ニュースなどで「書類送致」あるいは「書類送検」という言葉を聞きますが、この言葉の意味を正しく知っているでしょうか?「書類送致」というのは、なんらかの刑事事件があったときに、事件内容を警察から検察に送ることをいいます。 起訴するかしないかは、検察で決定されるので、警察では起訴の判断はできず、検察に書類を送って検察官が判断をすることになります。さて、この書類送致ですが、過去に書類送致された経験がある方は、履歴書にどう書くかを迷うでしょう。 結論からいうと、書類送致については、賞罰に書く必要はありません。なぜなら、「書類送致」は書類を検察に送られた、という意味にすぎないからです。その後不起訴になれば前歴にもなりません。よって賞罰欄には何も書く必要がありません。起訴猶予も同様で、猶予されているのですから、賞罰欄に書くべきことはなにもありません。起訴されて有罪が確定した場合には、賞罰欄に書くことになります。

学生時代に補導されたことがある

「罰」というのは、「1年以上の懲役又は禁固の刑に処せられた」場合を目安とします。学生時代に補導された、という方もいるかもしれませんが、補導されただけでは刑事罰を与えられたわけではないので、履歴書の賞罰欄には書く必要はありません。また、未成年の犯罪歴は書かなくていいことになっているので、賞罰欄に書く場合は限られています。 また、一度刑事罰を与えらえると、一生申告しなければいけないのかというと、そうではありません。犯罪歴があっても、一定の期間を過ぎると「告知義務」がなくなります。おおまかには、懲役刑の場合は刑期が満了してから10年が経過したとき、執行猶予のときは執行猶予が終了したとき、罰金刑については支払から5年が経過したときに、告知義務が消滅することになっています。このように賞罰欄に書くべき罰は、ある程度限定されています。

賞罰がないときはどう書くべきか?

履歴書の賞罰欄には、「賞」については全国的に有名な大会や国際的な競技で入賞したとき、「罰」については刑事罰を受けたとき、とかなり範囲が限定されています。
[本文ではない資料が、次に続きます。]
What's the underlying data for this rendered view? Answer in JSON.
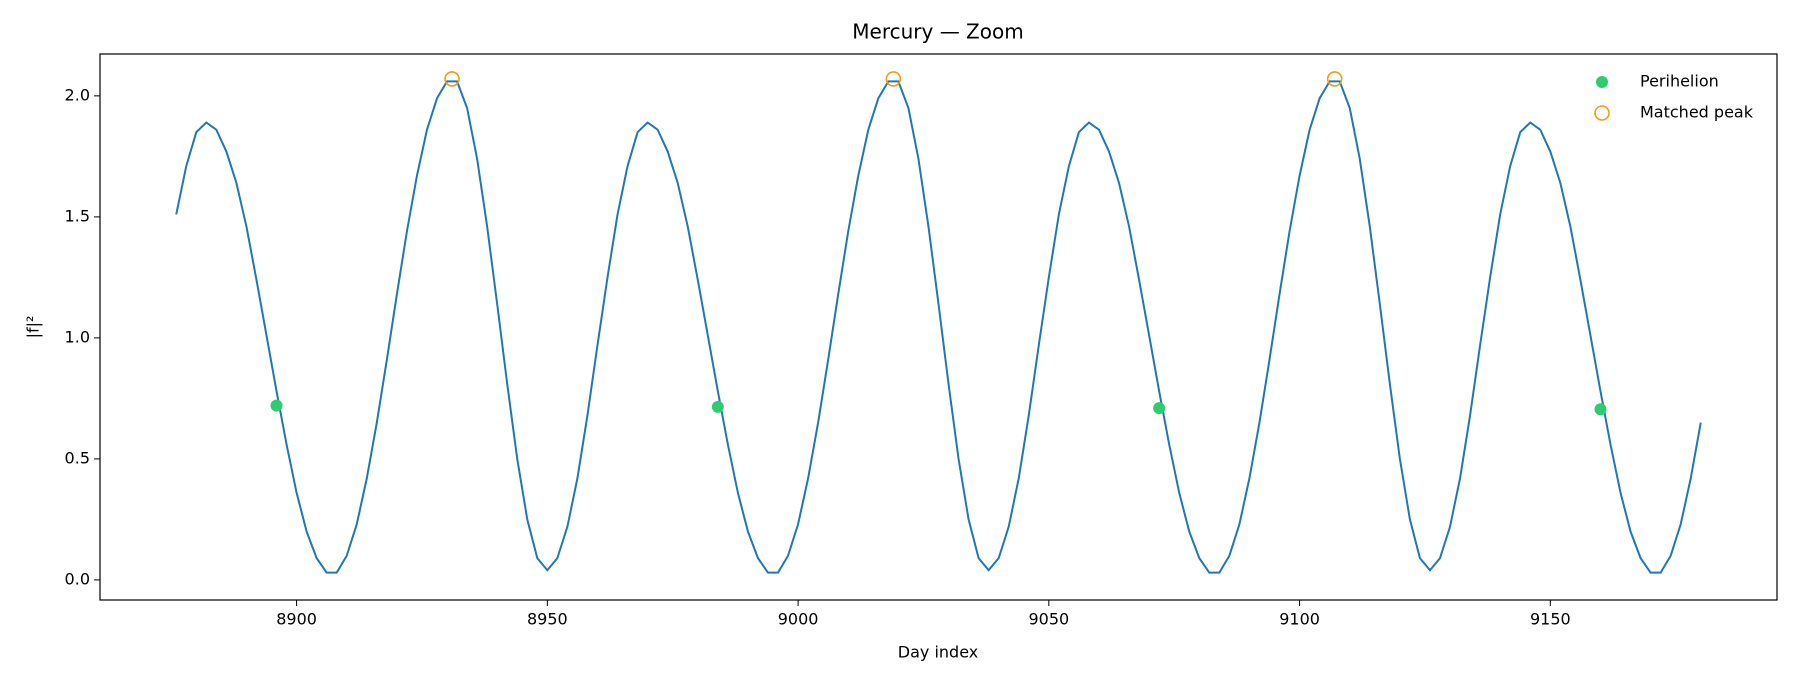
{
  "chart_data": {
    "type": "line",
    "title": "Mercury — Zoom",
    "x_label": "Day index",
    "y_label": "|f|²",
    "xlim": [
      8860.8,
      9195.2
    ],
    "ylim": [
      -0.083,
      2.173
    ],
    "xticks": [
      8900,
      8950,
      9000,
      9050,
      9100,
      9150
    ],
    "yticks": [
      {
        "value": 0,
        "label": "0.0"
      },
      {
        "value": 0.5,
        "label": "0.5"
      },
      {
        "value": 1,
        "label": "1.0"
      },
      {
        "value": 1.5,
        "label": "1.5"
      },
      {
        "value": 2,
        "label": "2.0"
      }
    ],
    "grid": false,
    "legend": "upper right",
    "series": [
      {
        "type": "line",
        "color": "#1f77b4",
        "x": [
          8876,
          8878,
          8880,
          8882,
          8884,
          8886,
          8888,
          8890,
          8892,
          8894,
          8896,
          8898,
          8900,
          8902,
          8904,
          8906,
          8908,
          8910,
          8912,
          8914,
          8916,
          8918,
          8920,
          8922,
          8924,
          8926,
          8928,
          8930,
          8932,
          8934,
          8936,
          8938,
          8940,
          8942,
          8944,
          8946,
          8948,
          8950,
          8952,
          8954,
          8956,
          8958,
          8960,
          8962,
          8964,
          8966,
          8968,
          8970,
          8972,
          8974,
          8976,
          8978,
          8980,
          8982,
          8984,
          8986,
          8988,
          8990,
          8992,
          8994,
          8996,
          8998,
          9000,
          9002,
          9004,
          9006,
          9008,
          9010,
          9012,
          9014,
          9016,
          9018,
          9020,
          9022,
          9024,
          9026,
          9028,
          9030,
          9032,
          9034,
          9036,
          9038,
          9040,
          9042,
          9044,
          9046,
          9048,
          9050,
          9052,
          9054,
          9056,
          9058,
          9060,
          9062,
          9064,
          9066,
          9068,
          9070,
          9072,
          9074,
          9076,
          9078,
          9080,
          9082,
          9084,
          9086,
          9088,
          9090,
          9092,
          9094,
          9096,
          9098,
          9100,
          9102,
          9104,
          9106,
          9108,
          9110,
          9112,
          9114,
          9116,
          9118,
          9120,
          9122,
          9124,
          9126,
          9128,
          9130,
          9132,
          9134,
          9136,
          9138,
          9140,
          9142,
          9144,
          9146,
          9148,
          9150,
          9152,
          9154,
          9156,
          9158,
          9160,
          9162,
          9164,
          9166,
          9168,
          9170,
          9172,
          9174,
          9176,
          9178,
          9180
        ],
        "values": [
          1.51,
          1.71,
          1.85,
          1.89,
          1.86,
          1.77,
          1.64,
          1.46,
          1.24,
          1.01,
          0.78,
          0.56,
          0.36,
          0.2,
          0.09,
          0.03,
          0.03,
          0.1,
          0.23,
          0.42,
          0.65,
          0.91,
          1.18,
          1.44,
          1.67,
          1.86,
          1.99,
          2.06,
          2.06,
          1.95,
          1.74,
          1.46,
          1.14,
          0.81,
          0.5,
          0.25,
          0.09,
          0.04,
          0.09,
          0.22,
          0.42,
          0.68,
          0.97,
          1.25,
          1.51,
          1.71,
          1.85,
          1.89,
          1.86,
          1.77,
          1.64,
          1.46,
          1.24,
          1.01,
          0.78,
          0.56,
          0.36,
          0.2,
          0.09,
          0.03,
          0.03,
          0.1,
          0.23,
          0.42,
          0.65,
          0.91,
          1.18,
          1.44,
          1.67,
          1.86,
          1.99,
          2.06,
          2.06,
          1.95,
          1.74,
          1.46,
          1.14,
          0.81,
          0.5,
          0.25,
          0.09,
          0.04,
          0.09,
          0.22,
          0.42,
          0.68,
          0.97,
          1.25,
          1.51,
          1.71,
          1.85,
          1.89,
          1.86,
          1.77,
          1.64,
          1.46,
          1.24,
          1.01,
          0.78,
          0.56,
          0.36,
          0.2,
          0.09,
          0.03,
          0.03,
          0.1,
          0.23,
          0.42,
          0.65,
          0.91,
          1.18,
          1.44,
          1.67,
          1.86,
          1.99,
          2.06,
          2.06,
          1.95,
          1.74,
          1.46,
          1.14,
          0.81,
          0.5,
          0.25,
          0.09,
          0.04,
          0.09,
          0.22,
          0.42,
          0.68,
          0.97,
          1.25,
          1.51,
          1.71,
          1.85,
          1.89,
          1.86,
          1.77,
          1.64,
          1.46,
          1.24,
          1.01,
          0.78,
          0.56,
          0.36,
          0.2,
          0.09,
          0.03,
          0.03,
          0.1,
          0.23,
          0.42,
          0.65
        ]
      },
      {
        "type": "scatter",
        "name": "Perihelion",
        "color": "#2ecc71",
        "marker": "filled",
        "x": [
          8896,
          8984,
          9072,
          9160
        ],
        "values": [
          0.72,
          0.715,
          0.71,
          0.705
        ]
      },
      {
        "type": "scatter",
        "name": "Matched peak",
        "color": "#f39c12",
        "marker": "open",
        "x": [
          8931,
          9019,
          9107
        ],
        "values": [
          2.07,
          2.07,
          2.07
        ]
      }
    ]
  }
}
そのため、この欄に何かを書く人はかなり少なくなります。多くの人は書くべき賞罰がないので、賞罰欄があるときは、「賞罰 なし」と書きます。

履歴書の賞罰欄はなければ書かなくてもいい

市販の履歴書を見比べてみると、一言に履歴書といっても、いろいろな様式があります。昔は必ずと言っていいほどあった賞罰欄も、今では少なくなっています。自分がどのような履歴書を書きたいかによっても履歴書の選び方は変わってきます。また、パソコンで自分の学歴などがきれいに見えるようにオリジナルでカスタマイズして作るという人もいます。 もしも賞罰欄で大きくアピールした事柄があるなら、賞罰欄が目立つような履歴書を自分で作ることもひとつの手だといえます。